Peter Criss, o eterno Catman, retornou após 18 anos, desde seu último lançamento, One For All.
Com o novo trabalho, o que pegou algumas pessoas de surpresa já que a carreira solo do Peter é algo “esquecida”, não tanto quanto a de Gene Simmons.
O sexto de sua carreira, o auto-intitulado chega com um “quadro de funcionários” bastante brilhante, diga-se de passagem: Billy Sheehan (Mr. Big), Piggy D. (Rob Zombie) assumindo os baixos, John 5 (Marilyn Manson, Rob Zombie, Mötley Crüe) e Mike McLaughlin nas guitarras, Paul Shaffer no piano, Cat Manning, Sharon e Dennis Collins no backing vocal.
Em comparação com o seu primeiro álbum, também Peter Criss, enquanto ainda membro do Kiss, dos (querendo ou não) clássicos solos de 1978, Peter Criss toma a iniciativa de estar mais pesado. Enquanto o primeiro era mais limpo, levado pelo lado do rhythm and blues e soul, neste guitarras estão mais destacadas, baterias marcantes. Contudo, como Peter é amante do R&B/soul, você pega algumas referências.

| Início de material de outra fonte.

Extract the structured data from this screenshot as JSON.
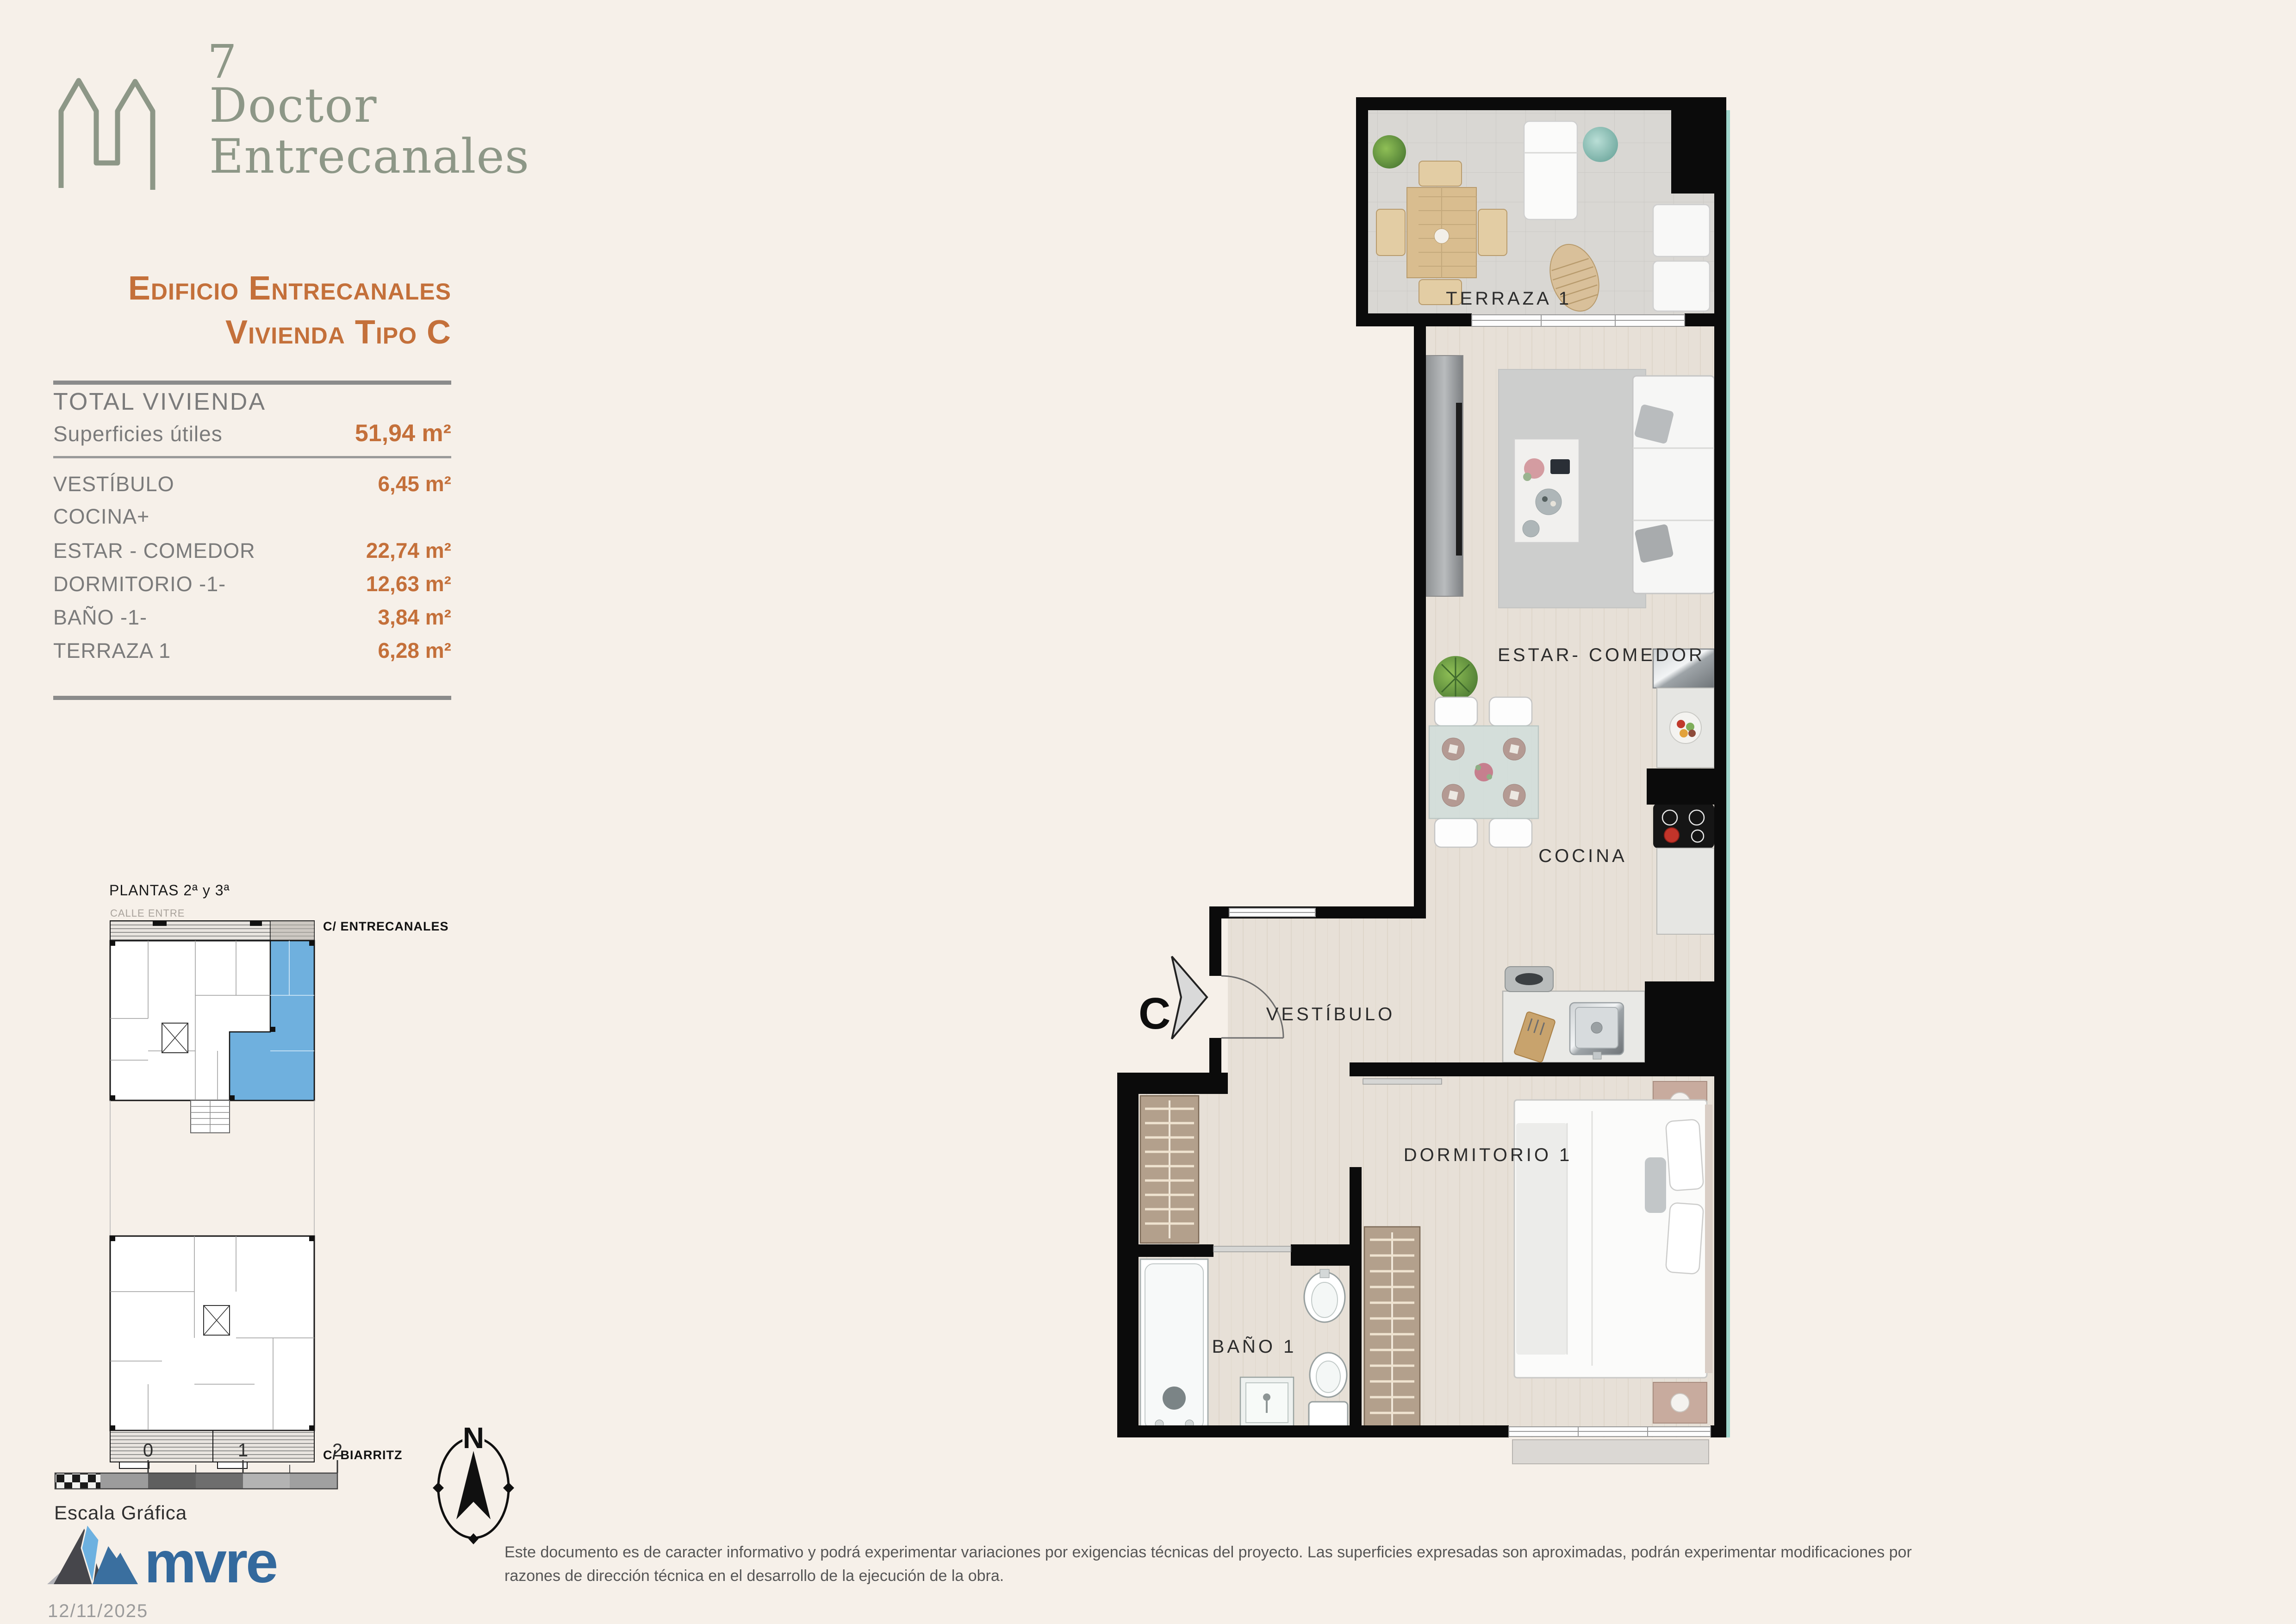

A fonte de Peter Criss pode ter dado uma secada nos últimos tempos, com pequenas aparições em reuniões da Kiss Army, mas chega a ser empolgante ouvir seu novo trabalho.
Peter Criss – Faixa a Faixa
Rock, Rockin’, Rock & Roll é como uma tentativa de um hino. Do mesmo modo que não surpreende tanto, também não deixa de ser legal. In The Dark segue com uma bateria e guitarra suingada, enquanto For The Money tem um ar cansativo com os backing vocals de “For The Money, Do It For The Money“. Se for depender dessa faixa, não tem dinheiro. Desculpe, Peter…
Murder segue na base do hard rock balada e Walking On Water também vai seguindo o fluxo.
Ainda há uma essência do Kiss correndo pelas veias, é perceptível, mas com uma sensação de estar presa. A sensação de “Ainda está aqui, mas quero fazer o meu longe disso”, sabe?
Algo que não pode se deixar passar é o quanto a voz de Peter mudou. Sim, envelheceu, nós sabemos… Mas depois de tantos anos sem lançar nada chega a assustar, mas não é algo para se preocupar. Peter era (você querendo ou não) uma das vozes mais legais do Kiss e mesmo mais cansada e rouca, não tira tanto o brilhantismo.
Creepy Crawlers tem total dedo de John 5. É fácil imaginar Manson e Zombie cantando na faixa.
Justice já inicia mostrando-se uma das mais pesadas do álbum. Com riffs e licks que lembram o saudoso Ace Frehley, é até engraçado pelo nome da faixa, Justiça, já com tudo que os dois tiveram que aturar na época do Kiss.
Cheaper To Keep Her e Sugar já entrega a influência de Paul Shaffer que, pra quem não sabe, é o tecladista careca do programa do David Letterman. Aliás, um pianista sensacional, diga-se de passagem. Em Sugar é entregue um blues de alto padrão, o que é um prato cheio principalmente para a voz de Peter.
Rubbernerckin’, a mais curta do álbum, entra na pegada do country rock enquanto Hard Rock Knockers, liberada como uma faixa bônus, fecha o álbum no hard rock.
Há muitas passagens nos álbuns que te dá a sensação de Ace Frehley estar presente no álbum, o que infelizmente não é. Mas seria o máximo.
Peter Criss lançou durante sua carreira solo álbuns medianos (ou até ruins, sendo sincero). Este está recebendo críticas, mas é divertido de se ouvir. É ver que Peter ainda tem alguma lenha para queimar… O verdadeiro Catman ainda tem algumas vidas no bolso para gastar. Que Peter não desacelere. Diferente do termo “a curiosidade matou o gato”, Peter Criss está vivo e com algumas cartas na manga.